Friday, October 24, 2014

bequests to the Republic

{Excerpts from The New Yorker article on Ben Bradlee, written by David Remnick, Oct. 21, 2014}
[text by Remnick; photographs added by this blog]

Benjamin Crowninshield Bradlee, the most charismatic and consequential newspaper editor of postwar America, died at the age of ninety-three on Tuesday.  Among his many bequests to the Republic was a catalogue of swaggering anecdotes rich enough to float a week of testimonial dinners.  Bradlee stories almost always relate to his glittering surface qualities, which combined the Brahmin and the profane.

...With his gray hair slicked back, his eyes actually twinkling...he had the self-confident carriage of an emperor.  His domain was the Post newsroom...

...The obituaries will properly give Bradlee credit for building, along with the owner, Katharine Graham, the institution of the Post....

Together, Bradlee and Graham took a mediocre-to-good paper and turned it into something ambitious, wealthy, and brave. 

The Bradlee-Graham partnership was behind the publication (along with the N.Y. Times) of the Pentagon Papers, in 1971, which made plain the extent of Presidential deception and folly during the Vietnam War. 

And they were behind Bob Woodward and Carl Bernstein's Watergate reporting....

...As a reporter, even if you were quite sure he didn't know your name, you were prepared to go to fantastic lengths to live up to his standards.  And he was fun, the embodiment of how much fun journalism could be.  Ben Bradlee was the least dull figure in the history of postwar journalism.

Younger people watching the actor Jason Robards' portrayal of Bradlee in All The President's Men can be forgiven for thinking it is a broad caricature, an exaggeration of his cement-mixer voice, his cocky ebullience, his ferocious instinct for a political story, and his astonishing support for his reporters.  In fact, Robards underplayed Bradlee....

The most overstated notion about Bradlee was the idea that he was an ideological man.  This was a cartoon.  Because of the Pentagon Papers and Watergate, he and Katharine Graham were often imagined to be ferociously committed liberals. 

They were, in fact, committed to the First Amendment, committed to publishing; they made their names by building an institution strong enough to be daring.

...When, in conversation or in his memoirs, he did talk about his political ideas, they did not run very deep.  As a former soldier, he was ambivalent about the anti-Vietnam War movement.  After a trip to Vietnam in 1971, he "ended up feeling uncommitted politically as usual," he once said.
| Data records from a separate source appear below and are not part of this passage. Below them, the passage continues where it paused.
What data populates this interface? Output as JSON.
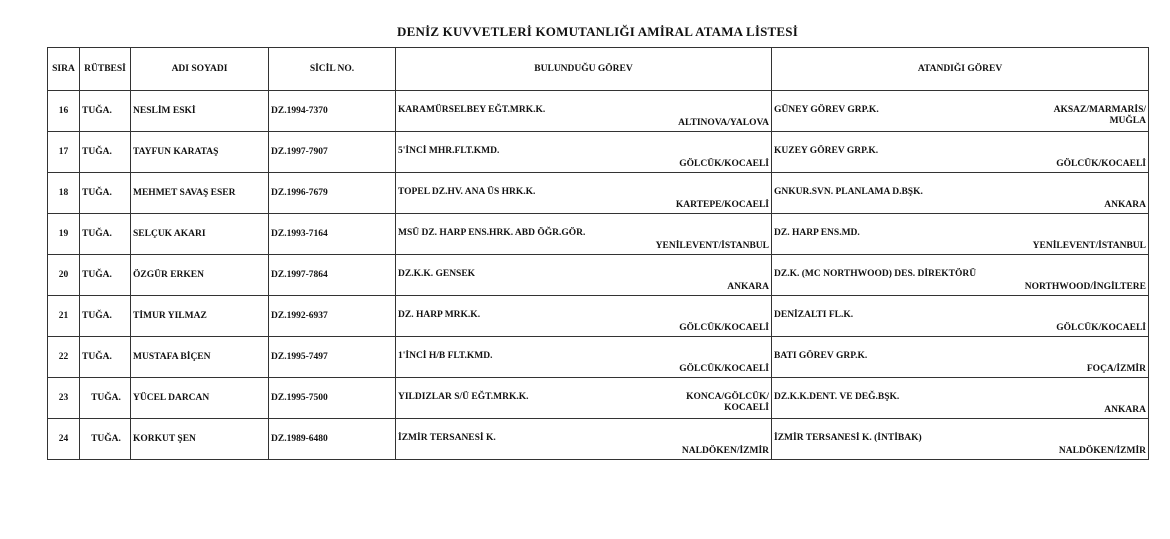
{
  "title": "DENİZ KUVVETLERİ KOMUTANLIĞI AMİRAL ATAMA LİSTESİ",
  "headers": {
    "sira": "SIRA",
    "rutbe": "RÜTBESİ",
    "ad": "ADI SOYADI",
    "sicil": "SİCİL NO.",
    "bulundugu": "BULUNDUĞU GÖREV",
    "atandigi": "ATANDIĞI GÖREV"
  },
  "rows": [
    {
      "sira": "16",
      "rutbe": "TUĞA.",
      "ad": "NESLİM ESKİ",
      "sicil": "DZ.1994-7370",
      "cur_pos": "KARAMÜRSELBEY EĞT.MRK.K.",
      "cur_loc": "ALTINOVA/YALOVA",
      "new_pos": "GÜNEY GÖREV GRP.K.",
      "new_loc": "AKSAZ/MARMARİS/\nMUĞLA"
    },
    {
      "sira": "17",
      "rutbe": "TUĞA.",
      "ad": "TAYFUN KARATAŞ",
      "sicil": "DZ.1997-7907",
      "cur_pos": "5'İNCİ MHR.FLT.KMD.",
      "cur_loc": "GÖLCÜK/KOCAELİ",
      "new_pos": "KUZEY GÖREV GRP.K.",
      "new_loc": "GÖLCÜK/KOCAELİ"
    },
    {
      "sira": "18",
      "rutbe": "TUĞA.",
      "ad": "MEHMET SAVAŞ ESER",
      "sicil": "DZ.1996-7679",
      "cur_pos": "TOPEL DZ.HV. ANA ÜS HRK.K.",
      "cur_loc": "KARTEPE/KOCAELİ",
      "new_pos": "GNKUR.SVN. PLANLAMA D.BŞK.",
      "new_loc": "ANKARA"
    },
    {
      "sira": "19",
      "rutbe": "TUĞA.",
      "ad": "SELÇUK AKARI",
      "sicil": "DZ.1993-7164",
      "cur_pos": "MSÜ DZ. HARP ENS.HRK. ABD ÖĞR.GÖR.",
      "cur_loc": "YENİLEVENT/İSTANBUL",
      "new_pos": "DZ. HARP ENS.MD.",
      "new_loc": "YENİLEVENT/İSTANBUL"
    },
    {
      "sira": "20",
      "rutbe": "TUĞA.",
      "ad": "ÖZGÜR ERKEN",
      "sicil": "DZ.1997-7864",
      "cur_pos": "DZ.K.K. GENSEK",
      "cur_loc": "ANKARA",
      "new_pos": "DZ.K. (MC NORTHWOOD) DES. DİREKTÖRÜ",
      "new_loc": "NORTHWOOD/İNGİLTERE"
    },
    {
      "sira": "21",
      "rutbe": "TUĞA.",
      "ad": "TİMUR YILMAZ",
      "sicil": "DZ.1992-6937",
      "cur_pos": "DZ. HARP MRK.K.",
      "cur_loc": "GÖLCÜK/KOCAELİ",
      "new_pos": "DENİZALTI FL.K.",
      "new_loc": "GÖLCÜK/KOCAELİ"
    },
    {
      "sira": "22",
      "rutbe": "TUĞA.",
      "ad": "MUSTAFA BİÇEN",
      "sicil": "DZ.1995-7497",
      "cur_pos": "1'İNCİ H/B FLT.KMD.",
      "cur_loc": "GÖLCÜK/KOCAELİ",
      "new_pos": "BATI GÖREV GRP.K.",
      "new_loc": "FOÇA/İZMİR"
    },
    {
      "sira": "23",
      "rutbe": "TUĞA.",
      "ad": "YÜCEL DARCAN",
      "sicil": "DZ.1995-7500",
      "cur_pos": "YILDIZLAR S/Ü EĞT.MRK.K.",
      "cur_loc": "KONCA/GÖLCÜK/\nKOCAELİ",
      "new_pos": "DZ.K.K.DENT. VE DEĞ.BŞK.",
      "new_loc": "ANKARA"
    },
    {
      "sira": "24",
      "rutbe": "TUĞA.",
      "ad": "KORKUT ŞEN",
      "sicil": "DZ.1989-6480",
      "cur_pos": "İZMİR TERSANESİ K.",
      "cur_loc": "NALDÖKEN/İZMİR",
      "new_pos": "İZMİR TERSANESİ K.   (İNTİBAK)",
      "new_loc": "NALDÖKEN/İZMİR"
    }
  ]
}
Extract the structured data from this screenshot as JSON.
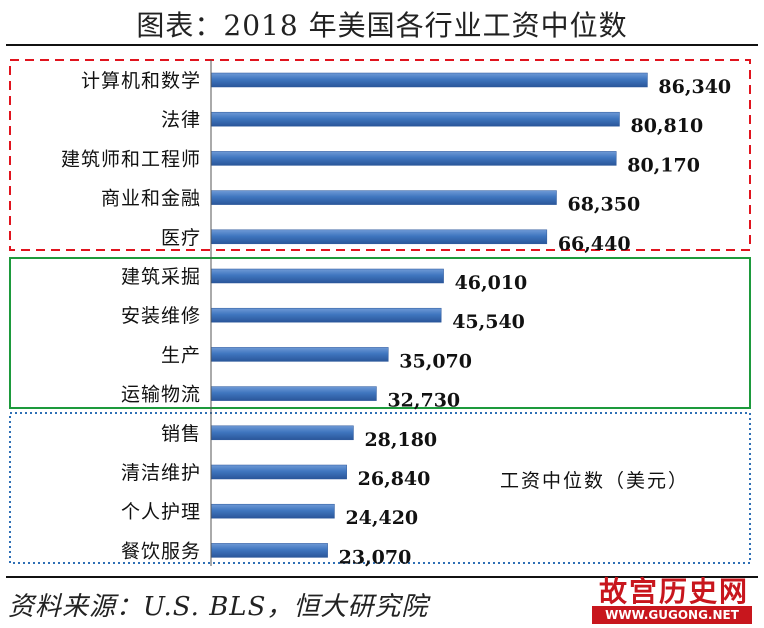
{
  "header": {
    "title": "图表：2018 年美国各行业工资中位数"
  },
  "footer": {
    "source": "资料来源：U.S. BLS，恒大研究院",
    "watermark": "故宫历史网",
    "watermark_url": "WWW.GUGONG.NET"
  },
  "chart_data": {
    "type": "bar",
    "orientation": "horizontal",
    "title": "图表：2018 年美国各行业工资中位数",
    "categories": [
      "计算机和数学",
      "法律",
      "建筑师和工程师",
      "商业和金融",
      "医疗",
      "建筑采掘",
      "安装维修",
      "生产",
      "运输物流",
      "销售",
      "清洁维护",
      "个人护理",
      "餐饮服务"
    ],
    "values": [
      86340,
      80810,
      80170,
      68350,
      66440,
      46010,
      45540,
      35070,
      32730,
      28180,
      26840,
      24420,
      23070
    ],
    "value_labels": [
      "86,340",
      "80,810",
      "80,170",
      "68,350",
      "66,440",
      "46,010",
      "45,540",
      "35,070",
      "32,730",
      "28,180",
      "26,840",
      "24,420",
      "23,070"
    ],
    "unit_annotation": "工资中位数（美元）",
    "xlim": [
      0,
      90000
    ],
    "groups": [
      {
        "start": 0,
        "end": 4,
        "border_color": "#e0141e",
        "border_style": "dashed"
      },
      {
        "start": 5,
        "end": 8,
        "border_color": "#1d9a3c",
        "border_style": "solid"
      },
      {
        "start": 9,
        "end": 12,
        "border_color": "#2e6fb5",
        "border_style": "dotted"
      }
    ],
    "bar_color": "#3f76bf",
    "grid": false,
    "legend": "none"
  }
}
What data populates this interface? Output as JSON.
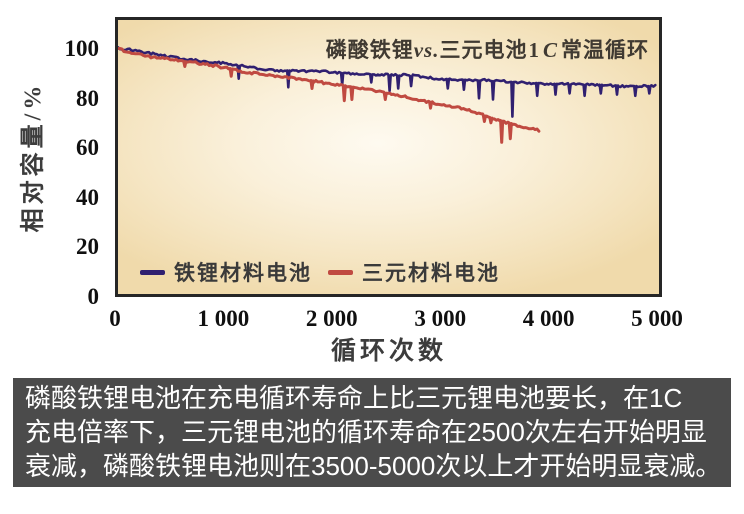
{
  "chart": {
    "title_parts": {
      "pre": "磷酸铁锂",
      "vs": "vs.",
      "mid": "三元电池",
      "rate_num": "1",
      "rate_unit": "C",
      "post": "常温循环"
    },
    "y_tick_labels": [
      "100",
      "80",
      "60",
      "40",
      "20",
      "0"
    ],
    "x_tick_labels": [
      "0",
      "1 000",
      "2 000",
      "3 000",
      "4 000",
      "5 000"
    ]
  },
  "chart_data": {
    "type": "line",
    "title": "磷酸铁锂vs.三元电池1 C常温循环",
    "xlabel": "循环次数",
    "ylabel": "相对容量/%",
    "xlim": [
      0,
      5020
    ],
    "ylim": [
      0,
      112
    ],
    "x_ticks": [
      0,
      1000,
      2000,
      3000,
      4000,
      5000
    ],
    "y_ticks": [
      0,
      20,
      40,
      60,
      80,
      100
    ],
    "grid": false,
    "legend_position": "inside-bottom-left",
    "plot_background": [
      "#fefaf0",
      "#f0daab"
    ],
    "plot_border_color": "#262626",
    "series": [
      {
        "name": "铁锂材料电池",
        "color": "#302070",
        "anchors": [
          [
            0,
            100.5
          ],
          [
            250,
            98.5
          ],
          [
            500,
            97.0
          ],
          [
            750,
            95.5
          ],
          [
            1000,
            94.0
          ],
          [
            1250,
            92.5
          ],
          [
            1500,
            91.5
          ],
          [
            1750,
            91.0
          ],
          [
            2000,
            90.5
          ],
          [
            2250,
            90.0
          ],
          [
            2500,
            89.5
          ],
          [
            2750,
            89.0
          ],
          [
            3000,
            88.0
          ],
          [
            3250,
            87.5
          ],
          [
            3500,
            87.0
          ],
          [
            3750,
            86.5
          ],
          [
            4000,
            86.0
          ],
          [
            4250,
            85.5
          ],
          [
            4500,
            85.5
          ],
          [
            4750,
            85.0
          ],
          [
            5000,
            85.0
          ]
        ],
        "spikes": [
          [
            1120,
            88.0
          ],
          [
            1580,
            84.5
          ],
          [
            2080,
            85.5
          ],
          [
            2350,
            86.5
          ],
          [
            2520,
            83.0
          ],
          [
            2600,
            84.0
          ],
          [
            2720,
            85.0
          ],
          [
            3060,
            84.0
          ],
          [
            3210,
            83.5
          ],
          [
            3350,
            80.0
          ],
          [
            3480,
            79.5
          ],
          [
            3660,
            72.5
          ],
          [
            3890,
            81.0
          ],
          [
            4060,
            81.5
          ],
          [
            4190,
            82.0
          ],
          [
            4330,
            81.0
          ],
          [
            4480,
            82.0
          ],
          [
            4630,
            81.5
          ],
          [
            4800,
            81.0
          ],
          [
            4930,
            82.0
          ]
        ]
      },
      {
        "name": "三元材料电池",
        "color": "#c04a41",
        "anchors": [
          [
            0,
            99.9
          ],
          [
            250,
            97.5
          ],
          [
            500,
            96.0
          ],
          [
            750,
            94.0
          ],
          [
            1000,
            92.5
          ],
          [
            1250,
            90.5
          ],
          [
            1500,
            88.5
          ],
          [
            1750,
            87.5
          ],
          [
            2000,
            86.0
          ],
          [
            2250,
            84.0
          ],
          [
            2500,
            82.0
          ],
          [
            2750,
            80.0
          ],
          [
            3000,
            77.5
          ],
          [
            3250,
            75.0
          ],
          [
            3500,
            71.5
          ],
          [
            3750,
            68.5
          ],
          [
            3920,
            66.5
          ]
        ],
        "spikes": [
          [
            620,
            93.0
          ],
          [
            1050,
            89.0
          ],
          [
            1800,
            84.0
          ],
          [
            2100,
            79.0
          ],
          [
            2170,
            79.5
          ],
          [
            2480,
            79.5
          ],
          [
            2900,
            76.0
          ],
          [
            3400,
            70.5
          ],
          [
            3460,
            70.0
          ],
          [
            3560,
            62.0
          ],
          [
            3640,
            63.5
          ]
        ]
      }
    ]
  },
  "caption": {
    "background": "#4b4b4b",
    "text_color": "#ffffff",
    "lines": [
      "磷酸铁锂电池在充电循环寿命上比三元锂电池要长，在1C",
      "充电倍率下，三元锂电池的循环寿命在2500次左右开始明显",
      "衰减，磷酸铁锂电池则在3500-5000次以上才开始明显衰减。"
    ]
  }
}
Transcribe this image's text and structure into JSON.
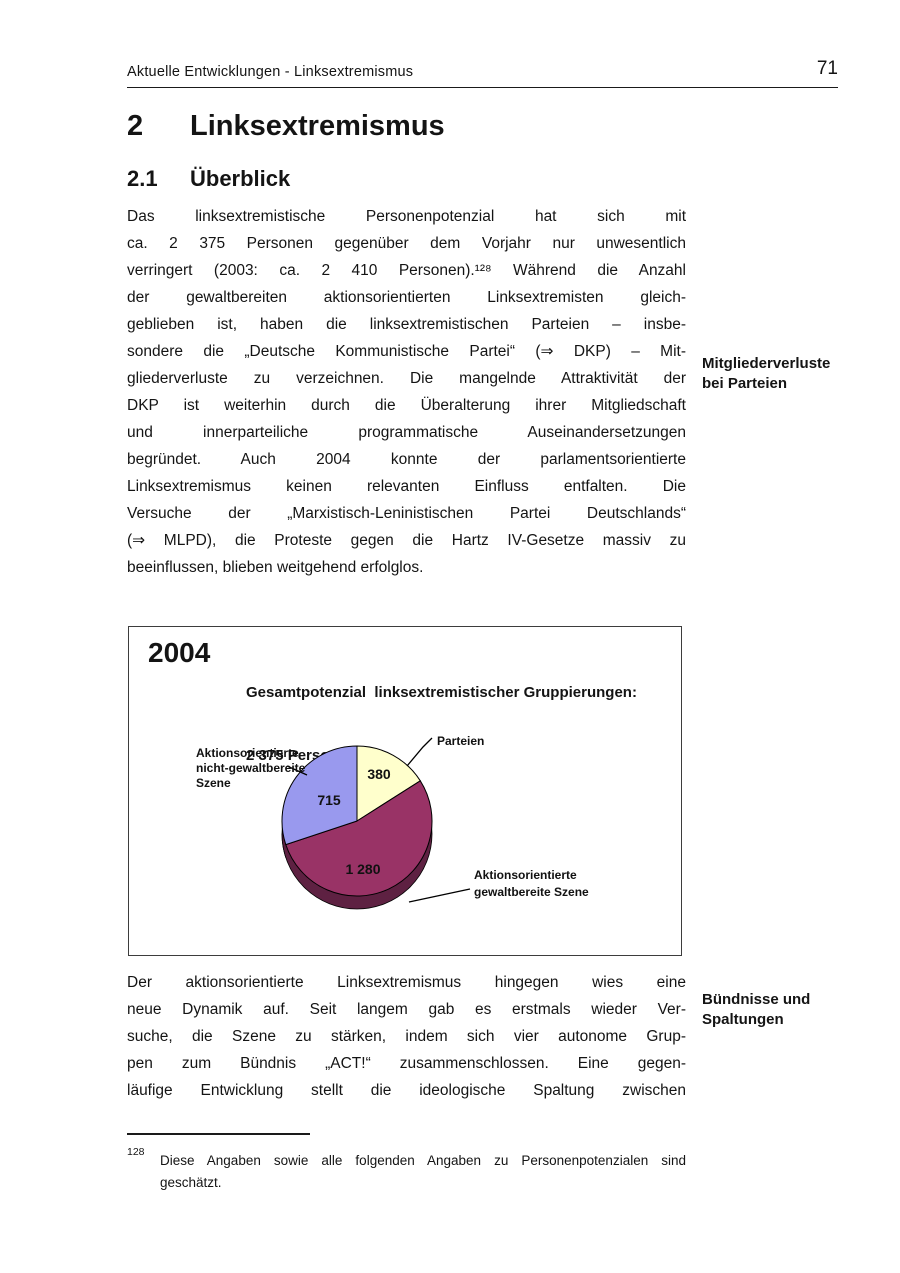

"By instinct and habit, I was more interested in the whatness of the war rather than in the rightness or wrongness," he wrote in his 1995 memoir, A Good Life.

...Bradlee was, above all, a driven newspaperman, a man of his time and of his institution, and more alive than a major weather system. 

He was a man of great principle and of great luck, blessed in the ownership that supported him...He might not have been professorial but he was a great teacher. 

Even after Bradlee was on the back nine of his career, he was capable, with a word or a gesture, of pushing a reporter toward better work.